Direct observation of orbital-selective anisotropic Cooper pairing in Kagome superconductor CsV₃Sb₅

Kagome materials are known for their unique electronic structures and strong geometric frustration, arising from an unusual lattice consisting of corner-shared triangles. The superconductivity in a Kagome system is theoretically predicted to exhibit the exotic chiral properties, garnering significant attention. Recently, Kagome metals AV₃Sb₅ (A = K, Rb, and Cs), which feature a Kagome lattice formed by V atoms, are discovered to exhibit superconductivity intertwined with an unconventional charge density wave (CDW) that breaks time-reversal symmetry.
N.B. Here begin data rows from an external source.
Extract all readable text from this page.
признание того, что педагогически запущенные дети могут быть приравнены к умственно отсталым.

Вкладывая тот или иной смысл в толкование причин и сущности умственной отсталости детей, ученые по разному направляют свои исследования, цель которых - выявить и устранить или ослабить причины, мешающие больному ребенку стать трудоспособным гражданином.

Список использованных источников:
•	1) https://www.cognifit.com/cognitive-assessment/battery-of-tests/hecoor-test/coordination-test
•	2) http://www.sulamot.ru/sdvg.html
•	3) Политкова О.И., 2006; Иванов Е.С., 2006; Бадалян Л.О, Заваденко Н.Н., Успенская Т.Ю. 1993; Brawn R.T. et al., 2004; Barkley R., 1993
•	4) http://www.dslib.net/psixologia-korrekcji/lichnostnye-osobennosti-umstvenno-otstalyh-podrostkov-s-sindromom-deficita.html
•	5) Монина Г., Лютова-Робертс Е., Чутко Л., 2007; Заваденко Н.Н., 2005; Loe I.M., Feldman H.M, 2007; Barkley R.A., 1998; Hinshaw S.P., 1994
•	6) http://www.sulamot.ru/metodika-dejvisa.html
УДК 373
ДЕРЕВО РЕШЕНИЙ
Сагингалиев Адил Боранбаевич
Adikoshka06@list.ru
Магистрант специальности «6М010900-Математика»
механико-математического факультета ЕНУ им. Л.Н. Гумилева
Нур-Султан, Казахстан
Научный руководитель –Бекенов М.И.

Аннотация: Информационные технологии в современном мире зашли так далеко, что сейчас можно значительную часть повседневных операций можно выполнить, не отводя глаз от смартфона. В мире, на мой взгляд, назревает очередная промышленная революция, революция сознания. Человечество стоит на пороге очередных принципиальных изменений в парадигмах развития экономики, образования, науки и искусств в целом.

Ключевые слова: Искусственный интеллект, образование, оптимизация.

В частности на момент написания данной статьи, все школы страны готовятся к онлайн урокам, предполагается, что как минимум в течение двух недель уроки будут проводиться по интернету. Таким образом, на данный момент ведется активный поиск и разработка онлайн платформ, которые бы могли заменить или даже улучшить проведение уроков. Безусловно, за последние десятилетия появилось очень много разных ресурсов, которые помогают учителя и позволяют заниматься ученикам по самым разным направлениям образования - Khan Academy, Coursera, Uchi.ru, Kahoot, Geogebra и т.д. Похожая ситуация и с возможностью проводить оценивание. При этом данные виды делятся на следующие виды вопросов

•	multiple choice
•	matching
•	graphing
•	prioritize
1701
Despite the extensive studies, the pairing symmetry remains elusive owing to the lack of direct measurements of the superconducting gap in the momentum space, hindering a microscopic understanding of the intertwined ground state of AV₃Sb₅. In this presentation, we will report the superconducting gap structure in the momentum space of CsV₃Sb₅ directly measured by low-temperature and high-resolution laser-based angle-resolved photoemission spectroscopy. Our findings reveal a highly anisotropic superconducting gap on the Fermi surface (FS) derived from the V 3d orbitals and an isotropic gap on the FS derived from the Sb 5p orbitals. Based on these key observations, the fundamental implications on the pairing mechanism of Kagome superconductors will be discussed.